While Jakirovic has bought 70 Wembley tickets for family and friends from Croatia, Ilicali has spent recent days consulting lawyers who believe Southampton’s expulsion dictates Hull should be awarded automatic promotion and a playoff final, worth at least £205m in additional Premier League revenue to the winner, cancelled. Small wonder Hellberg has struggled with insomnia.

“The head is tired,” admitted the 38-year-old as he discussed a “weird and crazy” fortnight. “There’s been a lot of emotion. I haven’t been able to sleep.”

Hellberg’s initial idea was that Boro would fill the hiatus between the semi-final and the disciplinary commission with work on the practice pitches. “We tried to keep the players here but it’s been impossible to train properly,” he said. “On Tuesday about half the squad did some passing drills and on Wednesday we did some light jogging. We’re preparing hard now but it’s been very difficult.”

Last weekend Hellberg and his family escaped to Stockholm, where the manager watched Hammarby win. “I shouted at the referee from the stands, I spent time with my son, I drank more than one beer,” he reported. “It was nice.”

Fast forward to Wednesday evening and Hellberg was out to dinner at Rockliffe Hall, the luxury hotel adjacent to Boro’s training ground, when the message that he was definitely Wembley bound came through. “It was a very nice meal,” he said, smiling.

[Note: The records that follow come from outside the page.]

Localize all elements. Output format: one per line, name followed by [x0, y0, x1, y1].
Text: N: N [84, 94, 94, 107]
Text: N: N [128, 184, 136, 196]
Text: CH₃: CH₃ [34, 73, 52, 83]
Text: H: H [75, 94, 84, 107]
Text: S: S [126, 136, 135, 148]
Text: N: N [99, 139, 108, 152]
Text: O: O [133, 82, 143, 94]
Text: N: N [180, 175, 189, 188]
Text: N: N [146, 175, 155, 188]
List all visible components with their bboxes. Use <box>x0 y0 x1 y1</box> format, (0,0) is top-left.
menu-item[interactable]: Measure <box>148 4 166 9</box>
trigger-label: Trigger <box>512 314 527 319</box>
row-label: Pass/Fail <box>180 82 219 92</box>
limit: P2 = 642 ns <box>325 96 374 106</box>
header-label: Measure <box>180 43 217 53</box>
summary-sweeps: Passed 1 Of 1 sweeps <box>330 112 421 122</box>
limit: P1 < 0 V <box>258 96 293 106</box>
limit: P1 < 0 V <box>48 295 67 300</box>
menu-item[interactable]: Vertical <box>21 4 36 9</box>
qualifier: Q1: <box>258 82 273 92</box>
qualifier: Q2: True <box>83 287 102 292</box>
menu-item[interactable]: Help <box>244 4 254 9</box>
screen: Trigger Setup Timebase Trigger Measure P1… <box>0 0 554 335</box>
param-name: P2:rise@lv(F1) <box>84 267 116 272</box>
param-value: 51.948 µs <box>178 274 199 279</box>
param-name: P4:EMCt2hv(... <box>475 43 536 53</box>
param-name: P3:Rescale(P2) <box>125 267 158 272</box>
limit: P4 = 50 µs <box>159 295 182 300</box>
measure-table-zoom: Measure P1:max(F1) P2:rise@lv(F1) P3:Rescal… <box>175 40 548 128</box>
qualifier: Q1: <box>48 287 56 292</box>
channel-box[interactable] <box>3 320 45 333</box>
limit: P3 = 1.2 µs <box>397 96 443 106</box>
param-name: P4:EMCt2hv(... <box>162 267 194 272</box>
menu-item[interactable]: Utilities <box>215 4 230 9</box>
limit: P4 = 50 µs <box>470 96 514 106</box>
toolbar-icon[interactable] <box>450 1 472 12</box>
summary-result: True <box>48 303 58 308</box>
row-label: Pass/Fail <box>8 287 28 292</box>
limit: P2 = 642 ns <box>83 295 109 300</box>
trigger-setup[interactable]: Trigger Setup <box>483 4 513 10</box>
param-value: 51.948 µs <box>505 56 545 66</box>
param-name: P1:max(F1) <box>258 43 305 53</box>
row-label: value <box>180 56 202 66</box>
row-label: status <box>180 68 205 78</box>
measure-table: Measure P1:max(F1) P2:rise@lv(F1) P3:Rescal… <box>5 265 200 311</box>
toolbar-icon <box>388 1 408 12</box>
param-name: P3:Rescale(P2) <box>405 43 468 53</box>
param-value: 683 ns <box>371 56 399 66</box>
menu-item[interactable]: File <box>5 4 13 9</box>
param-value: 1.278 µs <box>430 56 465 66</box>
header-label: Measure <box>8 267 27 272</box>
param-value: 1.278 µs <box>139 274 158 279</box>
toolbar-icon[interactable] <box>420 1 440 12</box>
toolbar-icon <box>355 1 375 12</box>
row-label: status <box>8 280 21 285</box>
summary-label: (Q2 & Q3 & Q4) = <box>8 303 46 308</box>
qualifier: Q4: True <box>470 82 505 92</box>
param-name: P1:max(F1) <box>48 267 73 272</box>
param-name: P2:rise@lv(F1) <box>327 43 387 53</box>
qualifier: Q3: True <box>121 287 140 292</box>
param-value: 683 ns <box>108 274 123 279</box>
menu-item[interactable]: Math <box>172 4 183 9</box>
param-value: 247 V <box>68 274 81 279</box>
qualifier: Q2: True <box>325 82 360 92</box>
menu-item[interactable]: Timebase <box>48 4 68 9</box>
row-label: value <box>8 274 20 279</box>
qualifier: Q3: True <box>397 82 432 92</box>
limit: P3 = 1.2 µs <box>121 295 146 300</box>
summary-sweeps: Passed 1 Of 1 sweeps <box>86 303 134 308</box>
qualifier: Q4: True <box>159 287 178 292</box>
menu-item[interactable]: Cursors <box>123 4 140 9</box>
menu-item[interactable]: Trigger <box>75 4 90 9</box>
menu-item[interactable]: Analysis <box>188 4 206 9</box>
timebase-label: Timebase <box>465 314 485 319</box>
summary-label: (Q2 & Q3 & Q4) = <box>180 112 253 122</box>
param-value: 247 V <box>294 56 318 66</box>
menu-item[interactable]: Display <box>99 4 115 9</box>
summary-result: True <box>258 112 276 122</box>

Within minutes his players’ WhatsApp group chat “exploded” into life. “It still doesn’t feel quite real,” said the defender Luke Ayling. “Mentally, it’s been hard to stay switched on when you’re not expecting the outcome we had. But now we’re buzzing to get this club back into the Premier League.”

If it is a case of mission accomplished on Saturday night Boro fans should raise a glass to a sharp-eyed photographer and a precedent-setting coach from Consett.